Almost anyone — from children to seniors, and even people with disabilities — can practice qigong by adapting their workouts to their physical abilities. Qigong is a perfect exercise for people with joint conditions such as rheumatoid arthritis or osteoarthritis. In fact, you can practice qigong even if you have to sit in a chair or are confined to a bed.

Qigong and the brain

EEGs recorded while people were practicing qigong show the cerebral cortex entering into a profound state of calm that is extremely difficult to achieve in other exercises, or even in the deepest sleep.

People who practice qigong are said to use almost 90 percent of their brains during the exercises. The stimulation of brain cells is thought to result in memory improvement and ease in learning new tasks. Qigong is touted as having beneficial effects for people with dementia, chronic depression, mood swings and insomnia.

Qigong and sports

Athletes needing powerful yet focused concentration use qigong meditation to calm their nerves and center their chi for optimum performance.

Qigong and the workplace

Businesspeople say they are better prepared for presentations, meetings and new challenges after taking a few minutes to center their minds and bodies through qigong.

The healthy as well as the ill, the young and the old, male and female, religious and non-religious can benefit from the “self-care” meditation, breathing and movement of qigong to improve not only their health but their lives. Though there are thousands of styles of qigong, including Zhineng Qigong, Spring Forest Qigong, Fragrant Qigong, Walking Qigong and Sleeping Qigong, the practice falls into four main categories: self-healing, medical, sports and spiritual.

Self-healing qigong

This type of qigong is the most popular of the forms, and is used for healing the self. It is relatively simple to learn. Different styles of self-healing qigong have different levels of practice. One method of this type, called Zhineng Qigong, has three levels.

  • Level one is composed of three main movements. All three focus on movement, posture, breathing and meditation. The movements are basic and practiced slowly to allow the mind to center and to unblock the qi.
  • Level two is made up of 10 steps that are designed to enhance the interaction of mind and body and increase the flow of qi.
  • The third level incorporates sound, breathing and movement to release the qi and to cleanse the mind and body, thereby improving overall health and well-being. Spring Forest Qigong is another popular style of self-healing qigong.

Medical qigong

Medical qigong, or external qigong, is used to help heal others. It is the oldest branch of Chinese medicine, in which practitioners use their internal qi to heal others. A medical qigong practitioner transfers qi to the patient in order to rebalance the qi energy and heal the body. Medical qigong is practiced in many Chinese hospitals. It is often used alongside Western medicine.

Sports qigong

Sports qigong, also known as Wu Gong, is the combination of qigong practices with sports or martial arts. Its goals are to improve strength and stamina, increase speed and coordination and enhance flexibility and balance. Qigong exercises can benefit any athlete, from swimmers to golfers. These exercises are easy to learn, are non-strenuous and do not require any equipment or a large space to practice in.

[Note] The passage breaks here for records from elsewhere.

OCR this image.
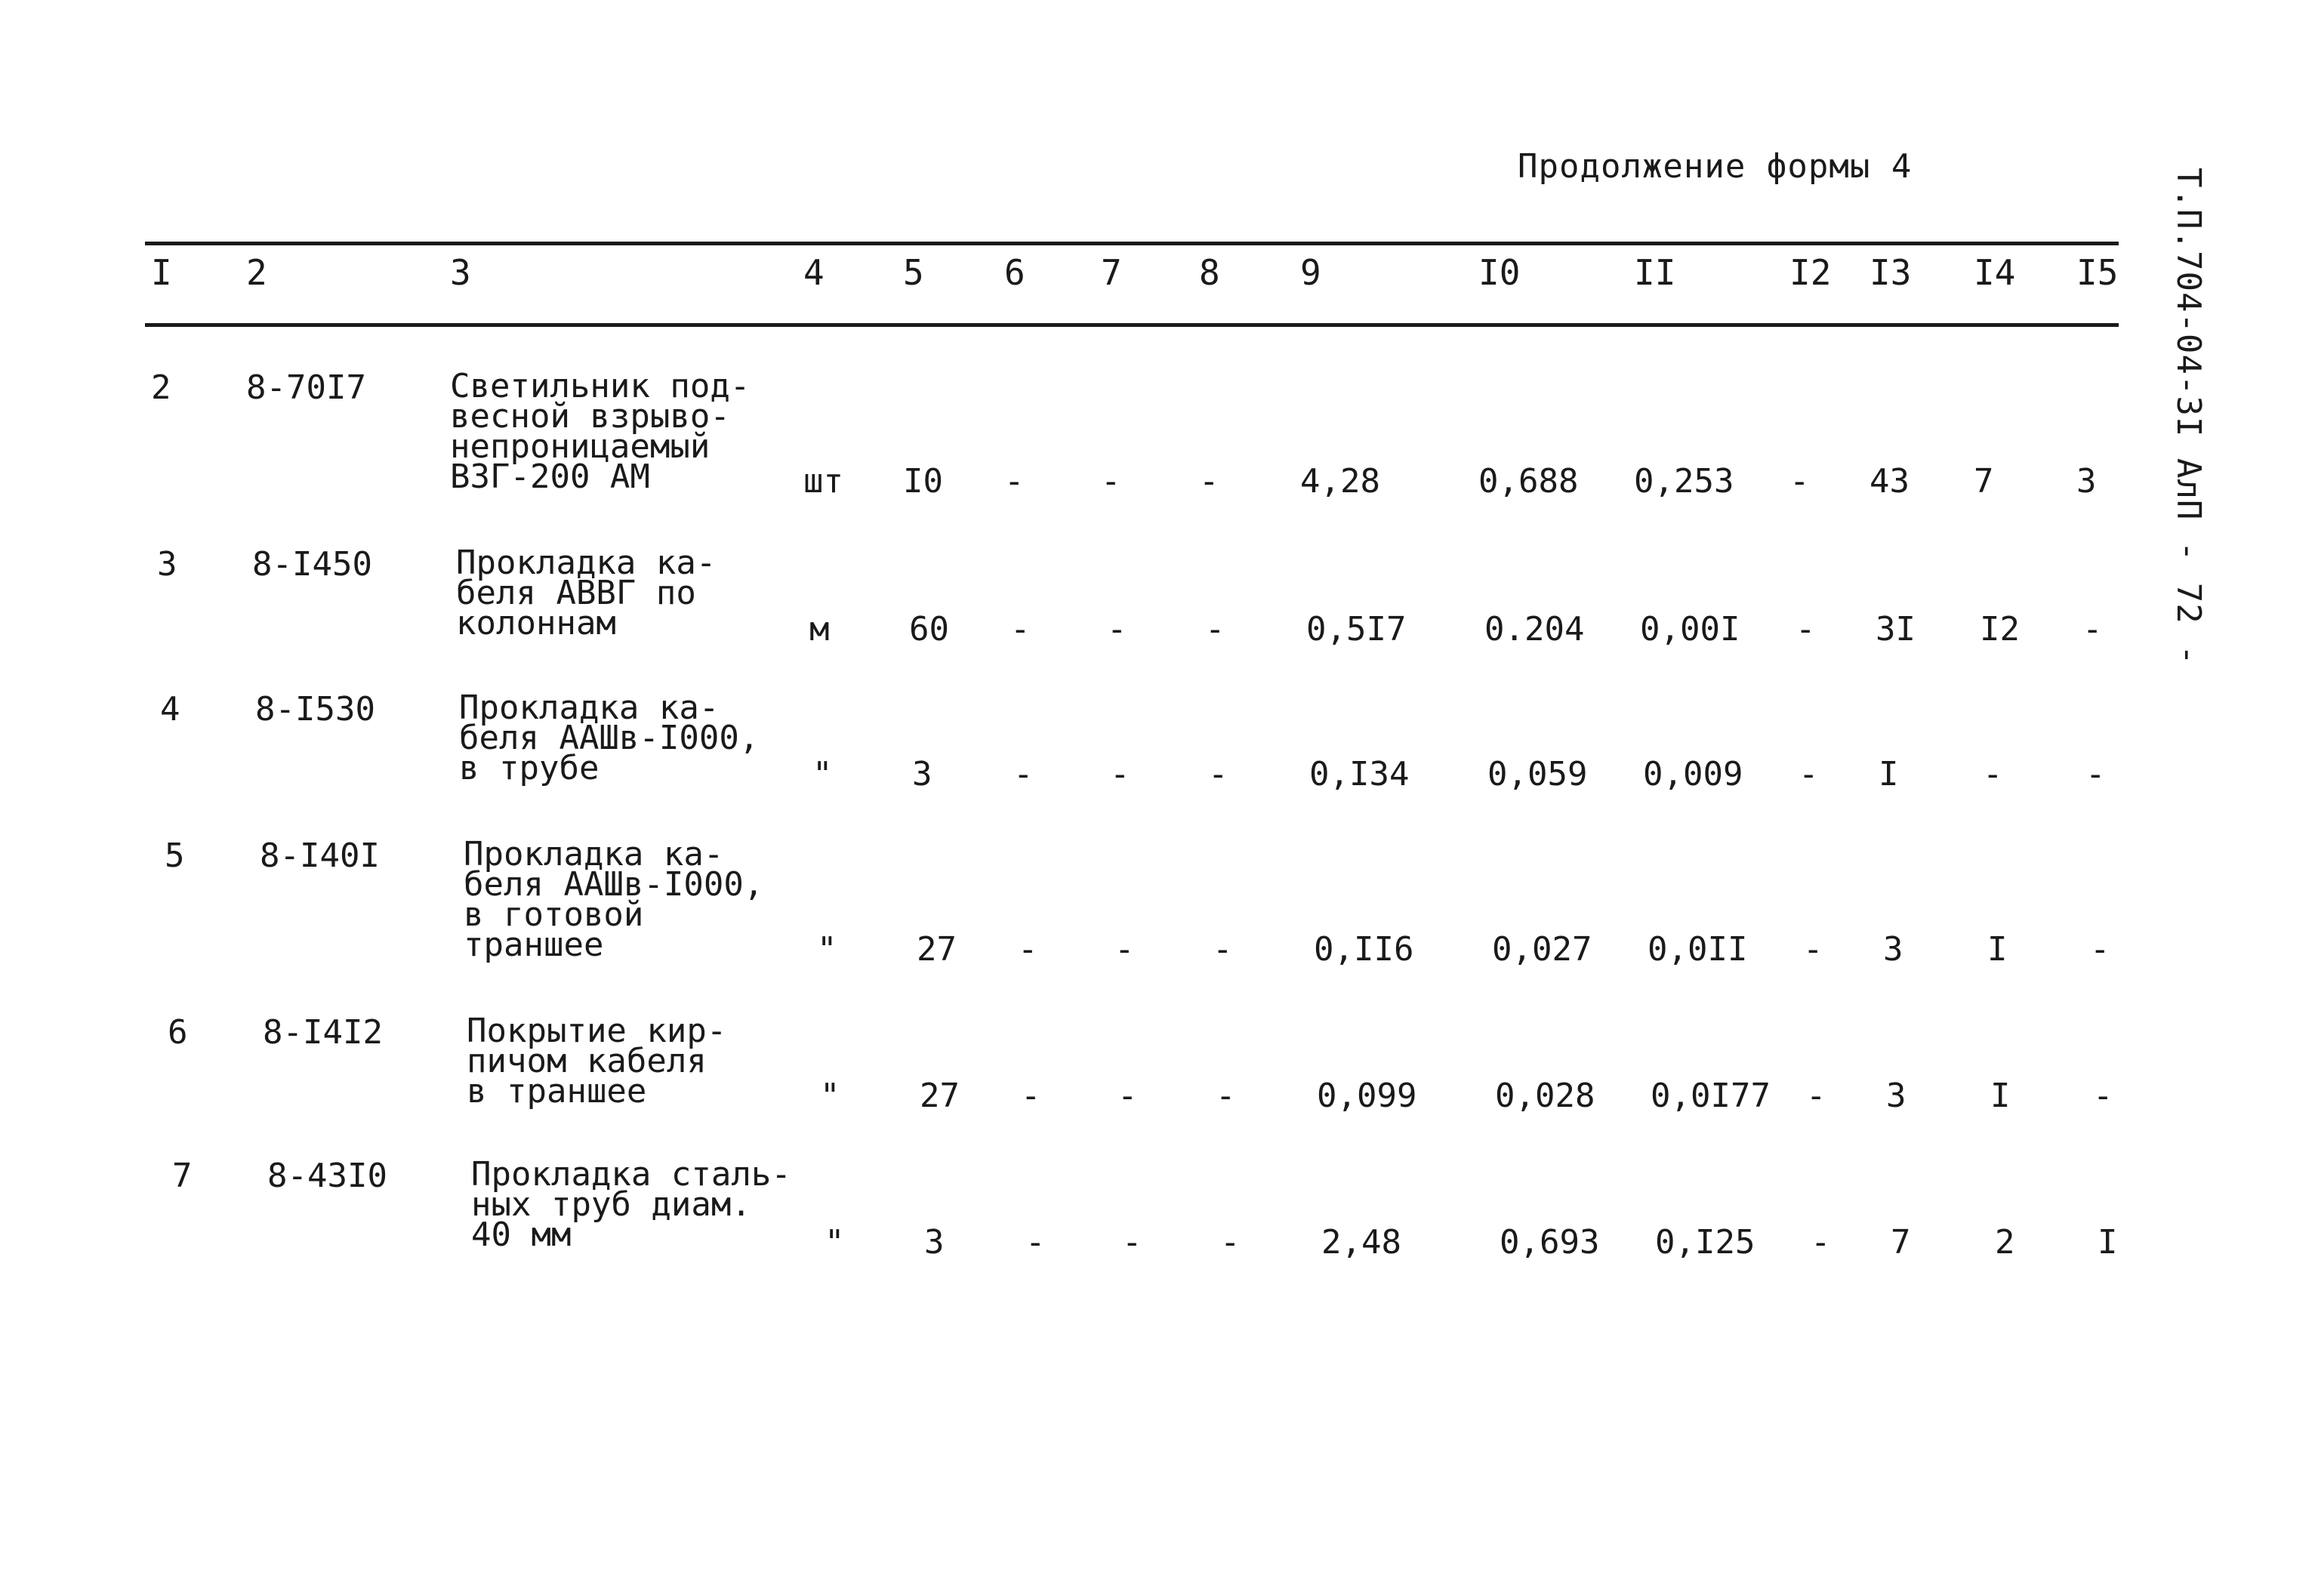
Продолжение формы 4
Т.П.704-04-3I АлП - 72 -
I 2	3	4 5 6 7 8 9	I0	II	I2 I3 I4 I5
2 8-70I7	Светильник под-
весной взрыво-
непроницаемый
ВЗГ-200 АМ	шт I0 - - - 4,28	0,688 0,253 - 43 7 3
3 8-I450	Прокладка ка-
беля АВВГ по
колоннам	м 60 - - - 0,5I7 0.204 0,00I - 3I I2 -
4 8-I530	Прокладка ка-
беля ААШв-I000,
в трубе	" 3 - - - 0,I34 0,059 0,009 - I	- -
5 8-I40I	Прокладка ка-
беля ААШв-I000,
в готовой
траншее	" 27 - - - 0,II6 0,027 0,0II - 3	I -
6 8-I4I2	Покрытие кир-
пичом кабеля
в траншее	" 27 - - - 0,099 0,028 0,0I77 - 3	I -
7 8-43I0	Прокладка сталь-
ных труб диам.
40 мм	" 3 - - - 2,48	0,693 0,I25 - 7	2 I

In martial qigong, the exercises are practiced with the aim of drawing the qi into the muscles, tendons and bones in order to strengthen them for use in self-defense. Martial qigong is designed to work in tandem with martial arts training to improve stamina, strength, speed and flexibility.

Spiritual qigong

In this type of qigong, mudras (hand formations), mantras and sitting meditations are combined in order to attain spiritual enlightenment. There is a range of different techniques that are specific to Taoism, Buddhism and Confucianism. Each discipline teaches the path to calmness, self-awareness and harmony within the self and with nature. Tao Gong and Fo Gong are two doctrines of spiritual qigong.